If consumer platforms are easy mode, Home Assistant is where you take full control.

Home Assistant is:

  • Self-hosted
  • Open-source
  • Local-first and event-driven

This is where automation becomes intentional instead of convenient.

Local Control and Real Protocols

Home Assistant shines when you move beyond Wi-Fi devices into protocols like Zigbee:

  • Low power usage
  • Mesh networking
  • Reliable local communication

And with Matter gaining traction, you start seeing:

  • Vendor-agnostic devices
  • Less cloud dependency
  • Real interoperability

At this point, home automation starts looking a lot like enterprise IT: standards matter, lock-in hurts, and local control is king.

Sensors Change the Game

Once you add sensors, automation stops reacting to commands and starts reacting to reality:

  • Water temperature sensors
  • Leak detectors under sinks and appliances
  • Humidity and environmental monitoring
  • Presence and motion detection

That enables automations like:

  • Shutting off water when a leak is detected
  • Alerting before damage happens
  • Adjusting HVAC based on actual usage

This isn’t convenience—it’s prevention.

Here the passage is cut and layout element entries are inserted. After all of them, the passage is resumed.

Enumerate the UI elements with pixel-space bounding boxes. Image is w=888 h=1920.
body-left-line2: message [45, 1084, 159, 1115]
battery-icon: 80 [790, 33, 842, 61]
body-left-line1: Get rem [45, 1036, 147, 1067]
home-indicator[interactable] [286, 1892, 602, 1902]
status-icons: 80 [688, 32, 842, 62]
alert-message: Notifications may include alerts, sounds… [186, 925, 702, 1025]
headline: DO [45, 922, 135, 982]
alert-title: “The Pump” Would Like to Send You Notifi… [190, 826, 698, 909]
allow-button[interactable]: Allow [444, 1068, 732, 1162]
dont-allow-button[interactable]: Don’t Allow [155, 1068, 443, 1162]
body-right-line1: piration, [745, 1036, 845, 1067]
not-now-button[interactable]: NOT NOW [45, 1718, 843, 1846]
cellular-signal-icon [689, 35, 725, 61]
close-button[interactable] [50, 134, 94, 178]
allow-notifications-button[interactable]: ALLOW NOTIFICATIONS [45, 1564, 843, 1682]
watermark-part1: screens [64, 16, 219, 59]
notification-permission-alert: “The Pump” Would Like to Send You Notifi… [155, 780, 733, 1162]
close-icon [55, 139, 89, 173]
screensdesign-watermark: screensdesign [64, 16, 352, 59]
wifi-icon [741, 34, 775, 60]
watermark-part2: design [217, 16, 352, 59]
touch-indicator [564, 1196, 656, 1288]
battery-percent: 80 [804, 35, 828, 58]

The same philosophy IT uses to detect failures before users notice.


One Pattern, Everywhere

Work automation.
AV automation.
Home automation.

They’re all doing the same thing:

  • Removing repetitive decisions
  • Encoding “what usually happens”
  • Letting systems assume defaults

The context changes. The principle doesn’t.

At work, automation protects time and accuracy.
At home, it protects energy and attention.


Why Automation Actually Matters

Automation isn’t about tools.
It’s about focus.

When routine decisions disappear:

  • You stop context-switching
  • You make better decisions
  • You save energy for problems that matter

That applies to IT operations, conference rooms, and living rooms alike.

The best automation is invisible.
Things just happen. And when that becomes the expectation, you know automation has done its job—because you’re free to focus on what’s actually ahead of you.